К концу правления Франциска II Екатерине ловкой тактикой удалось добиться своей цели – сохранить независимость короны в условиях усилившейся распри между католиками и протестантами, сторонниками Гизов, с одной стороны, и «принцев крови» – с другой. Когда в 1560 году король Франциск II заболел лихорадкой, предсказания Нострадамуса были у всех на устах. 3 декабря 1560 года тосканский посол писал герцогу Козимо Медичи: «Здоровье короля находится в очень неопределенном состоянии. В своих предсказаниях на декабрь (очевидно в своих ежегодных альманахах) Нострадамус говорит, что королевский дом потеряет от болезней двух молодых членов». Действительно, 5 декабря умер Франциск II, а несколько дней спустя умер граф Рош сюр Жан, младший член младшей ветви королевской семьи. Эти совпадения потрясли французский двор. Дальнейшие события истории тоже позволили интерпретировать катрен и считать его пророческим.
Франциск II умер совсем юным, оставив королеву Шотландскую бездетной. После возвращения Марии Стюарт на родину началась ее борьба с Елизаветой Тюдор за английскую корону. Отношения между Англией и Шотландией были напряженными, и фраза «два острова – в раздоре» казалась уместной.
Когда Франциску наследовал брат его, Карл IX, которому было всего 10 лет, управление страною перешло в руки Екатерины.
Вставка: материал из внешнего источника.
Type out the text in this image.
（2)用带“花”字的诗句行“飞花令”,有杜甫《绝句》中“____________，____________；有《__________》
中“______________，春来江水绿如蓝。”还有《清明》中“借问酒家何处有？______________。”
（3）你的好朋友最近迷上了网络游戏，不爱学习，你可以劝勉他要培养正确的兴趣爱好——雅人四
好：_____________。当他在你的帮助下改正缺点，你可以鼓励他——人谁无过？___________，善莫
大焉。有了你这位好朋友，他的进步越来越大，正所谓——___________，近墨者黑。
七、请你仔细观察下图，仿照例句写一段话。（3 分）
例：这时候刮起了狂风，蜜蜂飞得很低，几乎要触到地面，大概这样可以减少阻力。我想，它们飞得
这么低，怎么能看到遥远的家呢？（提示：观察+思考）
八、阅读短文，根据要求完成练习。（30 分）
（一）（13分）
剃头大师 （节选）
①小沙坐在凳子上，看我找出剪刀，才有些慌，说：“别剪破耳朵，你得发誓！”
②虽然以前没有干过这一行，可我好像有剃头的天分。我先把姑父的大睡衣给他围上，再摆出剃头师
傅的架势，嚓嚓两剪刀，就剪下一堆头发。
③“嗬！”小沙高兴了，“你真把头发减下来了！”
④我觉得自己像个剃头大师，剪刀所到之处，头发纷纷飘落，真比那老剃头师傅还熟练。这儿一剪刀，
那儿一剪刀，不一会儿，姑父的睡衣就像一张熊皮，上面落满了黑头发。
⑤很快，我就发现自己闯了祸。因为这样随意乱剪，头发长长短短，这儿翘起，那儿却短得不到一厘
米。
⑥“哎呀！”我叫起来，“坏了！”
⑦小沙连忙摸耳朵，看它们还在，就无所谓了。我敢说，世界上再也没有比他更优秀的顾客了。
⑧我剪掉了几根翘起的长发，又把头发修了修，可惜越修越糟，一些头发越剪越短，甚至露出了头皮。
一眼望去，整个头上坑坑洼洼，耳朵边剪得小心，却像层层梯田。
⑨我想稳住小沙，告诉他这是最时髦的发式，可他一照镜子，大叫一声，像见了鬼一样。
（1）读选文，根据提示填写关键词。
Вскоре оказалось, что честолюбие Екатерины далеко не находилось в соответствии с ее талантами. Женщина без политических и нравственных правил, довольно индифферентная даже в религиозном отношении, она стремилась только к тому, чтобы господствовать над Францией, и ревниво оберегала свою власть. Вся государственная мудрость ее сводилась к заботам об уравновешивании сил различных политических партий, так чтобы ни одна из них не взяла верх и не стала опасною для нее самой. Интрига была главною пружиною политики Екатерины. Её звали «чёрной королевой» из-за траура, который она не снимала в течение всей своей жизни. Лицемерная, холодная, бессердечная, она не стеснялась в выборе средств для достижения своей цели. Ее не могло остановить даже преступление, если при помощи его она рассчитывала избавиться от какого-нибудь опасного для себя врага. Недаром называла она сочинение Макиавелли «Государь» своей библией. Повсюду были у нее шпионы. Она зорко следила за всеми выдающимися лицами и перехватывала частную корреспонденцию. Во внешней политике Екатерина держалась тех же начал, что и во внутренней: смотря по обстоятельствам, она готова была сближаться то с католическими, то с протестантскими державами и избегала войны. Отсутствие твердых принципов и постоянные интриги привели ее, наконец, к злодеяниям Варфоломеевской ночи.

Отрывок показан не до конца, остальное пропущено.